Она круто развернулась к Ух’эру и вдруг поняла, что может так — разворачиваться. Что может побежать по равнине, как во сне. Что это и есть равнина из сна. Что может видеть хорошо, много и далеко. Что она — снова молода. А мысли в голове путаются еще больше, чем обычно. А он стоит напротив, и глаза у него — бездонные сверкающие пропасти, ухмылка — оскал гиены, запах — отвратительный, гнилостный, но все еще слишком сладкий. И влажные пряди волос смешно липнут к бледному лицу.

— Я сплю? — тихо спросила она. — Опять сплю?

— Н-ну… — протянул он. — Как бы тебе помягче… А, знаю! — прокашлялся и решительно заявил. — Тебя, Марла, расплющило о скалы. Так что в целом — да. Спишь. Вечным сном.

— Значит… Это твое царство? — она огляделась. Этого было недостаточно, и она развернулась вокруг себя. А потом — еще раз. Разворачиваться было легко, ветер был теплым, запах — сладким. Хотелось танцевать — и она раскинула руки. На третьем круге ее занесло, он отскочил, позволяя ей повалиться на траву и замереть, глядя в чистое небо.

— Не-а, — покачал головой, — ловить тебя больше не буду.

Присел над ней, но смотрел не на нее — поверх, вскользь, в видимую лишь ему одному даль.

— И нет, — продолжил задумчиво. — Это не мое царство. Не смеши, детка, — фыркнул, все так же, глядя мимо, — у меня там мрак, сквозняки и звенящие цепи… красота! Была. Я сам не вернулся еще, а царство отстраивать — это столько работы… Это не тебя поймать, хотя тебя поймать тоже, знаешь ли…

Он бормотал что-то еще, а Марла вдруг подумала, что он не менее безумен, чем она. Что вполне понятно — Смерть, она никогда не отличалась здравым рассудком, если вспомнить, кого, когда и как забирает. От этого стало смешно, и она рассмеялась, глядя на него снизу вверх.
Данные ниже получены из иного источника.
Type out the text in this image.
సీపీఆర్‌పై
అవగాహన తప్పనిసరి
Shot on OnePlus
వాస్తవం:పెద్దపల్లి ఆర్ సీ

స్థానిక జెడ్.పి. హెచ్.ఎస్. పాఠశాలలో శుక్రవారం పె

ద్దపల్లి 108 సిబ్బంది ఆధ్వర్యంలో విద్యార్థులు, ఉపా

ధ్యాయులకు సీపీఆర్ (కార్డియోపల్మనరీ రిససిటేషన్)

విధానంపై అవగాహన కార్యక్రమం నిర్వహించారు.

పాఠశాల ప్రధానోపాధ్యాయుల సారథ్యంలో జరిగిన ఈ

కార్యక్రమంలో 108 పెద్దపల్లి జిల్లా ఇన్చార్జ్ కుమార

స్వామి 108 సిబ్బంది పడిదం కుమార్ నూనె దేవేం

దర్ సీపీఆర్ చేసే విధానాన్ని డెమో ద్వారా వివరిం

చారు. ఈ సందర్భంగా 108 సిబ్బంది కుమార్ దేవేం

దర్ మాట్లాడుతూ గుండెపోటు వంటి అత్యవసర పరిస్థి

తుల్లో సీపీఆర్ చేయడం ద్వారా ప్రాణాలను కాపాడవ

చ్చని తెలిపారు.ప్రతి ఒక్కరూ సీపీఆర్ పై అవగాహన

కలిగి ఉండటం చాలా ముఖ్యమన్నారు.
Он вернулся за ней. Он поймал ее. Что еще нужно для того, чтобы быть безудержно счастливой?

Разве что понимание того, что он такой же сумасшедший.

Ух’эр оборвал себя на полуслове и задумчиво уставился ей в глаза. Мороз пробежал по коже. Что вполне объяснимо: как еще чувствовать себя, когда на тебя смотрит сама Смерть?

— Головой ударилась, когда падала? — сочувственно уточнил он.

Она села и прищурилась, не отводя взгляда. Подумаешь — смерть! Подумаешь — мороз по коже! Он подхватил ее — вот что главное.

— Так где я? — спросила она.

Он посмотрел так… Совсем не так, как раньше. Взгляд не был ни бриллиантов-острым, ни сверкающим и бездонным. Он был — как будто на одно мгновение бог смерти и впрямь ожил, и именно в это мгновение ему сделали больно. Кольнули иглой — и тут же убрали. И взгляд вновь затвердел, наполнился темным туманом.

Потянулся, поплыл сладкий гнилой запах.

— Я сделал сон, — сухо ответил он и резко поднялся. Бросил, не глядя. — Один сон для сумасшедшей девки мне все еще под силу.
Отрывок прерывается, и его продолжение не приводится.